As another big conference starts tomorrow – this time the National Children and Adult Services conference in Bournemouth – #ncasc15 – here is my challenge to the delegates:
Prevention… Integration… Mind the Gap!
And here is the story that led to the video:
In June 2015, I was invited to give a talk at the NHS Confederation conference in Liverpool alongside Dr Mark Newbold, Chair of the Commission on Improving Urgent Care for Older People. This is a subject close to my heart, both in my Whose Shoes? Work and my personal life. I published a Steller visual story as a light-hearted way of sharing the experience.
My talk included many stories. I talked about my late father and his eight heart attacks;
I talked about my 93-year-old mum and our efforts to keep her out of hospital, not only safe but happy and as independent as possible.
I sat and chatted to Mark after the end of the session and he invited me to join the Commission. Instead I suggested a number of ‘critical friends’ that I thought could add a much wider perspective, not least my mum herself.

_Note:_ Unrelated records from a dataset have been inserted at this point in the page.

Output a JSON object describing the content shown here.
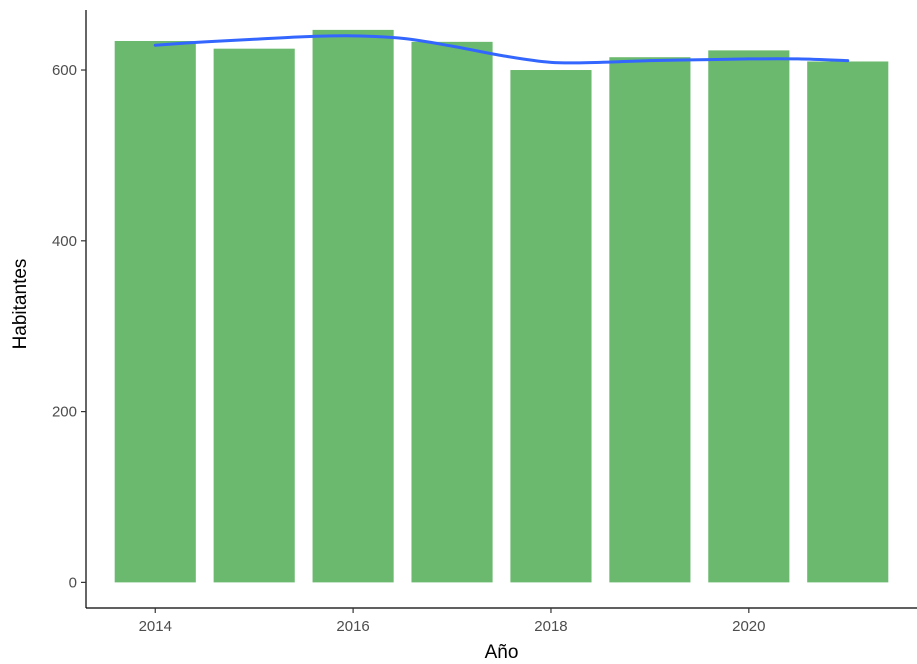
{
  "chart_data": {
    "type": "bar",
    "title": "",
    "xlabel": "Año",
    "ylabel": "Habitantes",
    "categories": [
      "2014",
      "2015",
      "2016",
      "2017",
      "2018",
      "2019",
      "2020",
      "2021"
    ],
    "x": [
      2014,
      2015,
      2016,
      2017,
      2018,
      2019,
      2020,
      2021
    ],
    "values": [
      634,
      625,
      647,
      633,
      600,
      615,
      623,
      610
    ],
    "xlim": [
      2013.3,
      2021.7
    ],
    "ylim": [
      -30,
      682
    ],
    "x_ticks": [
      2014,
      2016,
      2018,
      2020
    ],
    "x_tick_labels": [
      "2014",
      "2016",
      "2018",
      "2020"
    ],
    "y_ticks": [
      0,
      200,
      400,
      600
    ],
    "y_tick_labels": [
      "0",
      "200",
      "400",
      "600"
    ],
    "smooth_line": {
      "x": [
        2014,
        2014.5,
        2015,
        2015.5,
        2016,
        2016.5,
        2017,
        2017.5,
        2018,
        2018.5,
        2019,
        2019.5,
        2020,
        2020.5,
        2021
      ],
      "y": [
        629,
        633,
        636,
        639,
        640,
        637,
        628,
        617,
        609,
        609,
        611,
        612,
        613,
        613,
        611
      ]
    },
    "grid": false,
    "legend": "none",
    "colors": {
      "bar": "#6BB96E",
      "line": "#3366FF",
      "axis": "#000000",
      "tick_text": "#4d4d4d"
    }
  }
}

Well, when I said Mum would be happy to help, I didn’t expect her to go so far beyond the call of duty. She has since provided a real live cameo of how wonderful the NHS is at fixing people… but how much still remains to be done in terms of joining things up.
Repeated falls, trips to A&E, emergency admission, waiting on a trolley for 3 hours 59 minutes, being moved between wards, communication (or lack of), multiple assessments (Mum said she has felt like a performing seal), scans and treatment, delayed discharge… my mum has had the lot. And then accelerated discharge after my #FreeGillsMum Twitter campaign led to a Steller story which ‘went a bit viral’, not because the story was particularly unusual, more because it was an all too common experience that most people could relate to.
We then entered the world of different teams of carers, an emergency NHS home team, social services re-ablement team (Mum called them the ‘derailment team’), GPs and district nurses, ‘domiciliary phlebotomists’ (my favourite job title) and many more. We met lots of (mainly) great health and care professionals trying to do an excellent job and came across constant examples of processes that didn’t talk to each other: time-consuming and demoralising for staff and soul destroying for patients and families.
Well done Gill — do conferences make any difference do you think –how long has the principle of partnership or working together been an aspiration, it certainly has been for all of my career of 30years. I’m sure conference details figure in endless portfolios of Continual Professional Development.